Domenico Fiormonte, Teresa Numerico, and Francesca Tomasi
Domenico Fiormonte, Teresa Numerico, and Francesca Tomasi
Translated by Desmond Schmidt and Christopher Ferguson
ISBN: 978-0-692-58044-8
Paperback, 6.14×9.21 in., B/W, 262pp.
Publication date: December 7, 2015
Price: $22
BISAC: COM060000, SOC052000, SOC071000
Thema:
Categories: Technology Studies, Digital Humanities
This book, translated for the first time from Italian into English, offers a critical introduction to the core technologies underlying the Internet from a humanistic perspective. It provides a cultural critique of computing technologies, by exploring the history of computing and examining issues related to writing, representing, archiving and searching. The book raises awareness of, and calls for, the digital humanities to address the challenges posed by the linguistic and cultural divides in computing, the clash between communication and control, and the biases inherent in networked technologies.

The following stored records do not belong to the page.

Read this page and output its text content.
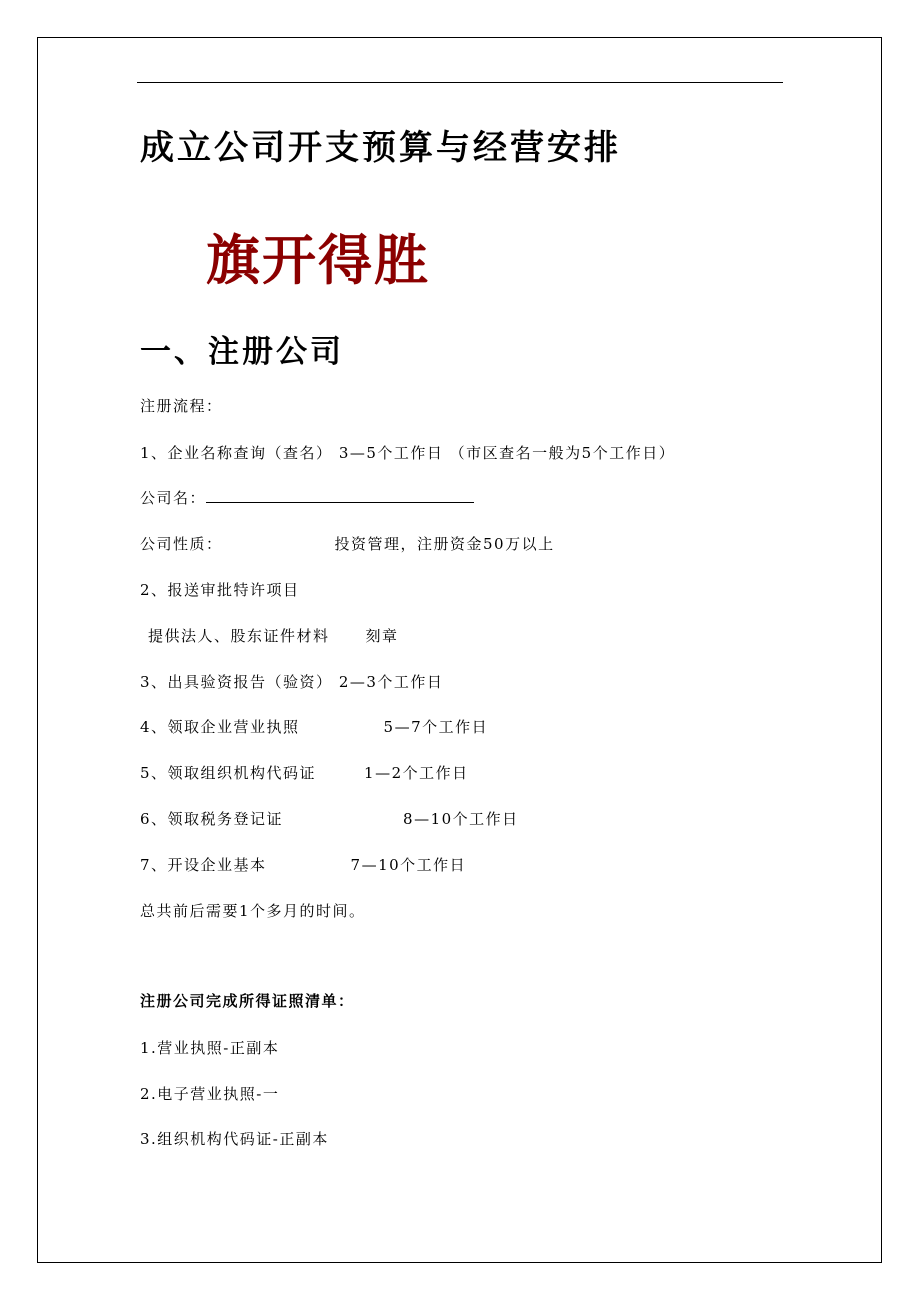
成立公司开支预算与经营安排
旗开得胜
一、注册公司
注册流程：
1、企业名称查询（查名） 3—5个工作日 （市区查名一般为5个工作日）
公司名：
公司性质：	投资管理，注册资金50万以上
2、报送审批特许项目
提供法人、股东证件材料 刻章
3、出具验资报告（验资） 2—3个工作日
4、领取企业营业执照	5—7个工作日
5、领取组织机构代码证	1—2个工作日
6、领取税务登记证	8—10个工作日
7、开设企业基本	7—10个工作日
总共前后需要1个多月的时间。
注册公司完成所得证照清单：
1.营业执照-正副本
2.电子营业执照-一
3.组织机构代码证-正副本
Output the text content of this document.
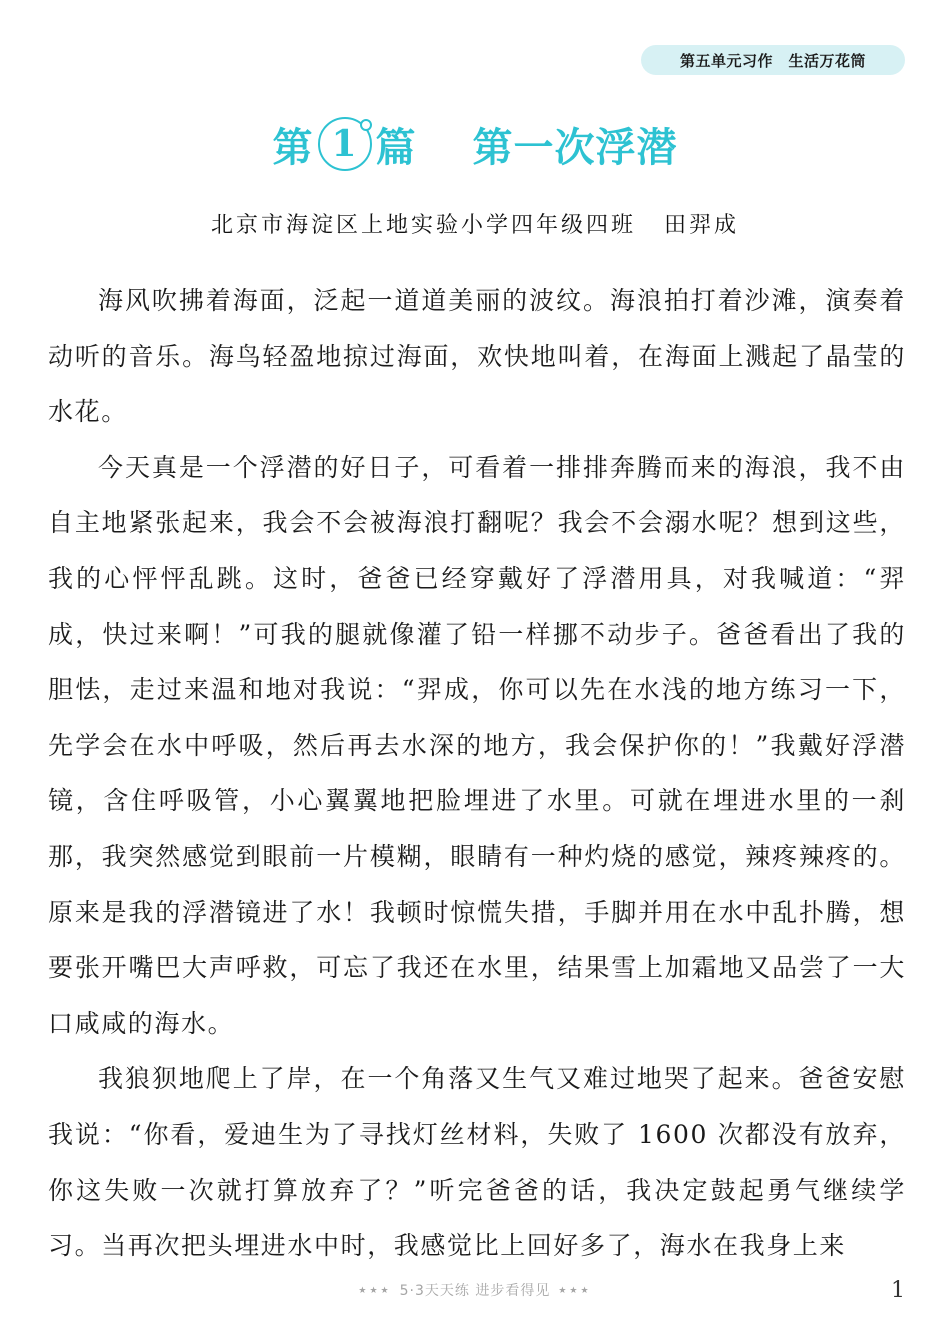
第五单元习作　生活万花筒
第 1 篇 第一次浮潜
北京市海淀区上地实验小学四年级四班 田羿成

海风吹拂着海面，泛起一道道美丽的波纹。海浪拍打着沙滩，演奏着动听的音乐。海鸟轻盈地掠过海面，欢快地叫着，在海面上溅起了晶莹的水花。

今天真是一个浮潜的好日子，可看着一排排奔腾而来的海浪，我不由自主地紧张起来，我会不会被海浪打翻呢？我会不会溺水呢？想到这些，我的心怦怦乱跳。这时，爸爸已经穿戴好了浮潜用具，对我喊道：“羿成，快过来啊！”可我的腿就像灌了铅一样挪不动步子。爸爸看出了我的胆怯，走过来温和地对我说：“羿成，你可以先在水浅的地方练习一下，先学会在水中呼吸，然后再去水深的地方，我会保护你的！”我戴好浮潜镜，含住呼吸管，小心翼翼地把脸埋进了水里。可就在埋进水里的一刹那，我突然感觉到眼前一片模糊，眼睛有一种灼烧的感觉，辣疼辣疼的。原来是我的浮潜镜进了水！我顿时惊慌失措，手脚并用在水中乱扑腾，想要张开嘴巴大声呼救，可忘了我还在水里，结果雪上加霜地又品尝了一大口咸咸的海水。

我狼狈地爬上了岸，在一个角落又生气又难过地哭了起来。爸爸安慰我说：“你看，爱迪生为了寻找灯丝材料，失败了 1600 次都没有放弃，你这失败一次就打算放弃了？”听完爸爸的话，我决定鼓起勇气继续学习。当再次把头埋进水中时，我感觉比上回好多了，海水在我身上来

★★★ 5·3天天练 进步看得见 ★★★	1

A common problem with publications in the Digital Humanities is the dominance of the Anglo-American perspective. While seeking to take a broader view, the book attempts to show how cultural bias can become an obstacle to innovation both in the methodology and practice of the Digital Humanities. Its central point is that no technological instrument is culturally unbiased, and that all too often the geography that underlies technology coincides with the social and economic interests of its producers. The alternative proposed in the book is one of a world in which variation, contamination and decentralization are essential instruments for the production and transmission of digital knowledge. It is thus necessary not only to have spaces where DH scholars can interact (such as international conferences, THATCamps, forums and mailing lists), but also a genuine sharing of technological know-how and experience.

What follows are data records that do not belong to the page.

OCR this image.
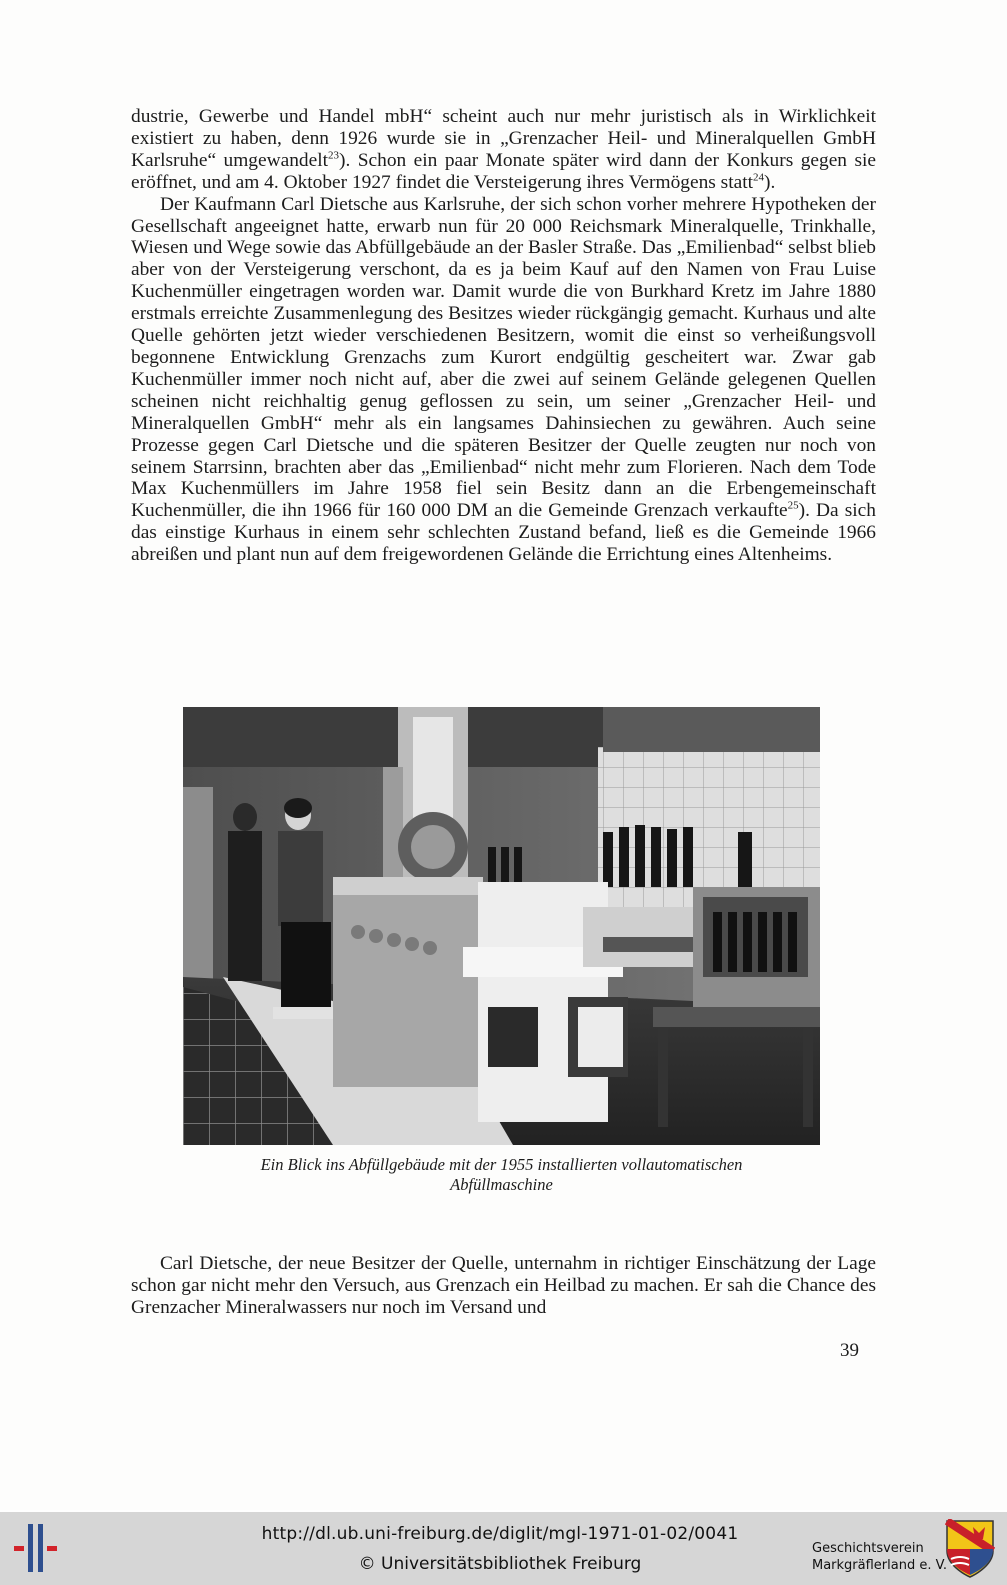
dustrie, Gewerbe und Handel mbH“ scheint auch nur mehr juristisch als in Wirklichkeit existiert zu haben, denn 1926 wurde sie in „Grenzacher Heil- und Mineralquellen GmbH Karlsruhe“ umgewandelt$^{23}$). Schon ein paar Monate später wird dann der Konkurs gegen sie eröffnet, und am 4. Oktober 1927 findet die Versteigerung ihres Vermögens statt$^{24}$).

Der Kaufmann Carl Dietsche aus Karlsruhe, der sich schon vorher mehrere Hypotheken der Gesellschaft angeeignet hatte, erwarb nun für 20 000 Reichsmark Mineralquelle, Trinkhalle, Wiesen und Wege sowie das Abfüllgebäude an der Basler Straße. Das „Emilienbad“ selbst blieb aber von der Versteigerung verschont, da es ja beim Kauf auf den Namen von Frau Luise Kuchenmüller eingetragen worden war. Damit wurde die von Burkhard Kretz im Jahre 1880 erstmals erreichte Zusammenlegung des Besitzes wieder rückgängig gemacht. Kurhaus und alte Quelle gehörten jetzt wieder verschiedenen Besitzern, womit die einst so verheißungsvoll begonnene Entwicklung Grenzachs zum Kurort endgültig gescheitert war. Zwar gab Kuchenmüller immer noch nicht auf, aber die zwei auf seinem Gelände gelegenen Quellen scheinen nicht reichhaltig genug geflossen zu sein, um seiner „Grenzacher Heil- und Mineralquellen GmbH“ mehr als ein langsames Dahinsiechen zu gewähren. Auch seine Prozesse gegen Carl Dietsche und die späteren Besitzer der Quelle zeugten nur noch von seinem Starrsinn, brachten aber das „Emilienbad“ nicht mehr zum Florieren. Nach dem Tode Max Kuchenmüllers im Jahre 1958 fiel sein Besitz dann an die Erbengemeinschaft Kuchenmüller, die ihn 1966 für 160 000 DM an die Gemeinde Grenzach verkaufte$^{25}$). Da sich das einstige Kurhaus in einem sehr schlechten Zustand befand, ließ es die Gemeinde 1966 abreißen und plant nun auf dem freigewordenen Gelände die Errichtung eines Altenheims.

Ein Blick ins Abfüllgebäude mit der 1955 installierten vollautomatischen
Abfüllmaschine

Carl Dietsche, der neue Besitzer der Quelle, unternahm in richtiger Einschätzung der Lage schon gar nicht mehr den Versuch, aus Grenzach ein Heilbad zu machen. Er sah die Chance des Grenzacher Mineralwassers nur noch im Versand und

39
http://dl.ub.uni-freiburg.de/diglit/mgl-1971-01-02/0041
© Universitätsbibliothek Freiburg
Geschichtsverein
Markgräflerland e. V.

This is a truly exceptional work on the subject of the digital…. Students and scholars new to the field of digital humanities will find in this book a gentle introduction to the field, which I cannot but think would be good and perhaps even inspirational for them…. Its history of the development of machines and programs and communities bent on using computers to advance science and research merely sets the stage for an insightful analysis of the role of the digital in the way both scholars and everyday people communicate and conceive of themselves and “others” in written forms — from treatises to credit card transactions.

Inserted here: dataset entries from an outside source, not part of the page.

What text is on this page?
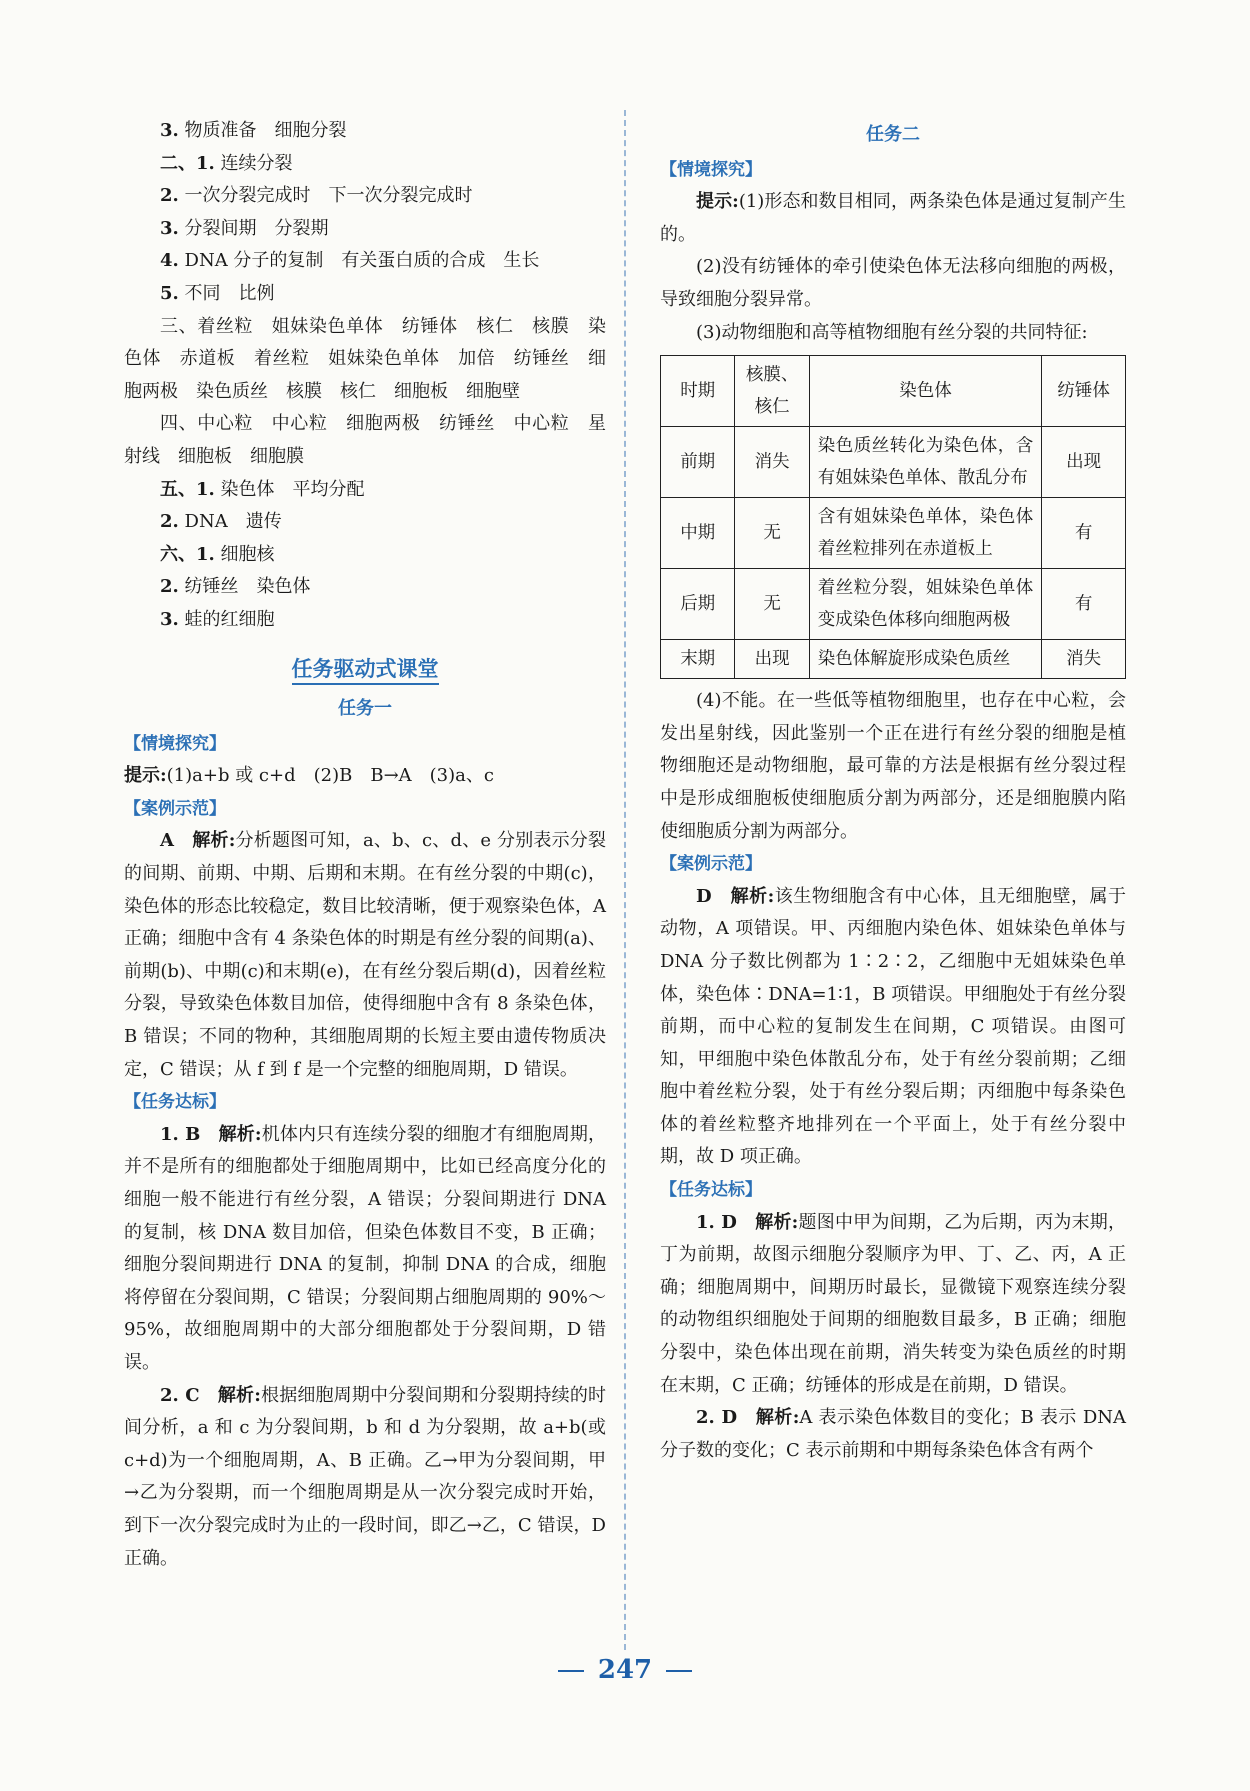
3. 物质准备　细胞分裂

二、1. 连续分裂

2. 一次分裂完成时　下一次分裂完成时

3. 分裂间期　分裂期

4. DNA 分子的复制　有关蛋白质的合成　生长

5. 不同　比例

三、着丝粒　姐妹染色单体　纺锤体　核仁　核膜　染色体　赤道板　着丝粒　姐妹染色单体　加倍　纺锤丝　细胞两极　染色质丝　核膜　核仁　细胞板　细胞壁

四、中心粒　中心粒　细胞两极　纺锤丝　中心粒　星射线　细胞板　细胞膜

五、1. 染色体　平均分配

2. DNA　遗传

六、1. 细胞核

2. 纺锤丝　染色体

3. 蛙的红细胞

任务驱动式课堂
任务一

【情境探究】

提示:(1)a+b 或 c+d　(2)B　B→A　(3)a、c

【案例示范】

A　解析:分析题图可知，a、b、c、d、e 分别表示分裂的间期、前期、中期、后期和末期。在有丝分裂的中期(c)，染色体的形态比较稳定，数目比较清晰，便于观察染色体，A 正确；细胞中含有 4 条染色体的时期是有丝分裂的间期(a)、前期(b)、中期(c)和末期(e)，在有丝分裂后期(d)，因着丝粒分裂，导致染色体数目加倍，使得细胞中含有 8 条染色体，B 错误；不同的物种，其细胞周期的长短主要由遗传物质决定，C 错误；从 f 到 f 是一个完整的细胞周期，D 错误。

【任务达标】

1. B　解析:机体内只有连续分裂的细胞才有细胞周期，并不是所有的细胞都处于细胞周期中，比如已经高度分化的细胞一般不能进行有丝分裂，A 错误；分裂间期进行 DNA 的复制，核 DNA 数目加倍，但染色体数目不变，B 正确；细胞分裂间期进行 DNA 的复制，抑制 DNA 的合成，细胞将停留在分裂间期，C 错误；分裂间期占细胞周期的 90%～95%，故细胞周期中的大部分细胞都处于分裂间期，D 错误。

2. C　解析:根据细胞周期中分裂间期和分裂期持续的时间分析，a 和 c 为分裂间期，b 和 d 为分裂期，故 a+b(或 c+d)为一个细胞周期，A、B 正确。乙→甲为分裂间期，甲→乙为分裂期，而一个细胞周期是从一次分裂完成时开始，到下一次分裂完成时为止的一段时间，即乙→乙，C 错误，D 正确。

任务二

【情境探究】

提示:(1)形态和数目相同，两条染色体是通过复制产生的。

(2)没有纺锤体的牵引使染色体无法移向细胞的两极，导致细胞分裂异常。

(3)动物细胞和高等植物细胞有丝分裂的共同特征:

时期	核膜、核仁	染色体	纺锤体
前期	消失	染色质丝转化为染色体，含有姐妹染色单体、散乱分布	出现
中期	无	含有姐妹染色单体，染色体着丝粒排列在赤道板上	有
后期	无	着丝粒分裂，姐妹染色单体变成染色体移向细胞两极	有
末期	出现	染色体解旋形成染色质丝	消失

(4)不能。在一些低等植物细胞里，也存在中心粒，会发出星射线，因此鉴别一个正在进行有丝分裂的细胞是植物细胞还是动物细胞，最可靠的方法是根据有丝分裂过程中是形成细胞板使细胞质分割为两部分，还是细胞膜内陷使细胞质分割为两部分。

【案例示范】

D　解析:该生物细胞含有中心体，且无细胞壁，属于动物，A 项错误。甲、丙细胞内染色体、姐妹染色单体与 DNA 分子数比例都为 1∶2∶2，乙细胞中无姐妹染色单体，染色体∶DNA=1∶1，B 项错误。甲细胞处于有丝分裂前期，而中心粒的复制发生在间期，C 项错误。由图可知，甲细胞中染色体散乱分布，处于有丝分裂前期；乙细胞中着丝粒分裂，处于有丝分裂后期；丙细胞中每条染色体的着丝粒整齐地排列在一个平面上，处于有丝分裂中期，故 D 项正确。

【任务达标】

1. D　解析:题图中甲为间期，乙为后期，丙为末期，丁为前期，故图示细胞分裂顺序为甲、丁、乙、丙，A 正确；细胞周期中，间期历时最长，显微镜下观察连续分裂的动物组织细胞处于间期的细胞数目最多，B 正确；细胞分裂中，染色体出现在前期，消失转变为染色质丝的时期在末期，C 正确；纺锤体的形成是在前期，D 错误。

2. D　解析:A 表示染色体数目的变化；B 表示 DNA 分子数的变化；C 表示前期和中期每条染色体含有两个

247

~ Peter Shillingsburg, Rare Book School
Domenico Fiormonte is Lecturer in the Sociology of Communication and Culture at the Department of Political Sciences at the University of Roma Tre, where he has taught courses on communication theory, composition, new media and digital philology since 2004. He has edited, authored or co-authored five books on Digital Humanities topics.
Teresa Numerico is Associate Professor of Logic and Philosophy of Science at the University of Roma Tre. She has published articles and books on the philosophy of computer science, social informatics, and the ethics and politics of ICTs. She has been lecturing on humanities computing in Italy and abroad since 2001.
Francesca Tomasi is Assistant Professor of Library and Information Sciences at the Department of Classical Philology and Italian Studies, University of Bologna, where she teaches courses on Digital Humanities and Archives and Computer Science. Among her recent publications is a digital scholarly edition of the Letters of fifteenth-century author Vespasiano da Bisticci (Bologna, 2013).